When you have to toss out in the midst of your race-baiting article that you are in no way insisting that conservatives are racists, well, that's pretty good evidence that you're doing just that.
"No, this is not a convoluted way of calling Republicans racists,"Jamelle Bouie insisted -- and which editors placed into a pull quote -- in his October 3 story "How the South Blocked Health Care for Those Who Need It Most." "Thanks to Republican legislators in old Confederate states, universal health-care won’t be so universal" laments a front-page caption accompanying a stock image of a black girl being attended to by two black medical personnel in surgical scrubs. [see image below the page break] Here's how Bouie opened his story on the lack of Southern states participating in a Medicaid expansion available to them under ObamaCare:
By the time it was fully formed, the Confederacy had eleven member states: Virginia, North Carolina, South Carolina, Georgia, Florida, Alabama, Tennessee, Mississippi, Arkansas, Louisiana, Texas, and the territory that is now Oklahoma.

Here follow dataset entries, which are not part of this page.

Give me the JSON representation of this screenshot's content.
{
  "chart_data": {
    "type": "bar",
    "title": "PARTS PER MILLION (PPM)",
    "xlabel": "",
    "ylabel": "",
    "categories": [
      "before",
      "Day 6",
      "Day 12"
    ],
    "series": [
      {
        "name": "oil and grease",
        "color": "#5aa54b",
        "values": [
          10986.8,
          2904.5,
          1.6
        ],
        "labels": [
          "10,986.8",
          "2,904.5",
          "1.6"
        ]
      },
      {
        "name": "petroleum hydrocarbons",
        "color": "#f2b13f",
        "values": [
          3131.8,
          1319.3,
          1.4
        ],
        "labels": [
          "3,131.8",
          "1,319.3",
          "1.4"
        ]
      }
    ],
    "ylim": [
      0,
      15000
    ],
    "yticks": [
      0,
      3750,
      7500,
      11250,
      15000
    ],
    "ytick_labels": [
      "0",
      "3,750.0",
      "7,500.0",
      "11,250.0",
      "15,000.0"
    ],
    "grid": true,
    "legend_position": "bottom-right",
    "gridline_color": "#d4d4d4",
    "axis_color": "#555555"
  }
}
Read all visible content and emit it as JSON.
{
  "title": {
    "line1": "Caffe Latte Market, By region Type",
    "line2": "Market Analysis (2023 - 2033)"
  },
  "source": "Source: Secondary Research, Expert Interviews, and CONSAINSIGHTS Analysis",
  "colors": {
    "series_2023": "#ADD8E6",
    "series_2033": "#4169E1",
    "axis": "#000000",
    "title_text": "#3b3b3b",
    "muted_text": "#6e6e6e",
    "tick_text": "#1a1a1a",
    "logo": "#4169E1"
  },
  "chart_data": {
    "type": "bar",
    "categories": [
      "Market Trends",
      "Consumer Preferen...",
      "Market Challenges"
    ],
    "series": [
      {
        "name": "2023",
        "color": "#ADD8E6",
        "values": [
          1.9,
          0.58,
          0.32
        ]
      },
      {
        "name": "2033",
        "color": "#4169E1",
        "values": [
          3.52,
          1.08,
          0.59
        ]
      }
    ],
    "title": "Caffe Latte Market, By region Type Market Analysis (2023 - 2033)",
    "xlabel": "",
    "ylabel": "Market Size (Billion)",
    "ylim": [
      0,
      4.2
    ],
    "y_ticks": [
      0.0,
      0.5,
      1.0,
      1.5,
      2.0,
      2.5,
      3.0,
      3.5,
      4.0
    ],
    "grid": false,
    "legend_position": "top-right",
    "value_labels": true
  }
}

This, with the exception of Arkansas, is also a partial list of those states that have rejected the Medicaid expansion under the Affordable Care Act. As the New York Times points out in today’s must-read story, the direct result of this is to block millions of Americans from access to health insurance. And while Southern states don’t comprise the majority of those that aren’t expanding Medicaid, the majority of people who will suffer are poor, black, and in their borders. These are some of the most vulnerable people in the country—with terrible outcomes on most measures of well-being—and Obamacare won’t help them.
Now, you could call this a coincidence, but then you’d have to grapple with a few things. First, that these are states which—in the aftermath of the Supreme Court’s ruling on the Voting Rights Act—passed draconian voter identification laws that limit access and burden low-income blacks with onerous requirements. In North Carolina, for instance, Republicans banned paid voter registration drives, removed a week from the early voting period, eliminated flexibility in voting hours, and made it difficult for precincts to designate additional voting sites for the elderly or those with disabilities. The effects of this are so disparate as to compel action from the Justice Department, which is suing North Carolina–and Texas—for alleged racial discrimination in voting rights.
These are also states characterized by the most racially polarized voting in the country. The overwhelming majority of Republican voters in states like Mississippi and Alabama are white, and the overwhelming majority of Democratic voters in those states are black. As a recent paper found, “General Social Survey and National Election Studies data from the 1970s to the present indicate that whites residing in the old Confederacy continue to display more racial antagonism and ideological conservatism than non-Southern whites.”
Having all but slammed Republicans as racists, Bouie decided to close his article a few paragraphs later by essentially arguing that Republican policymakers in the South may not be setting out to create racist public policy, it's just that they can't help but doing so when they pursue policies that do not expand the welfare state as liberals would prefer (emphasis mine):
No, this is not a convoluted way of calling Republicans racists. It is, however, a reminder that the political culture of the South is profoundly shaped by race. “Contemporary differences in political attitudes across counties in the American South trace their origins back to the influence of slavery’s prevalence more than 150 years ago,” note political scientists at the University of Rochester in a paper exploring the legacy of slavery. Race, simply put, is encoded in the politics of the South. Lawmakers can have “colorblind” motives, but there is no colorblind policy: To reject the Medicaid expansion is to disadvantage African Americans. There’s no other way around it.
This raises a disturbing question. If Medicaid is an anti-poverty measure, and if it the expansion is meant to provide an additional floor of support for low-income Americans, what happens when there’s a large racial divide in who benefits, itself a product of past racism? At The Atlantic, Ta-Nehisi Coates ++looks++ at this racial disparity and connects it to past expansions of the social safety net, which—for similar reasons—either excluded blacks or left them with fewer benefits. He writes that with Obamacare, “one can see how an ostensibly, and well intentioned, progressive and color-blind policy proposal can actually expand a wealth gap.”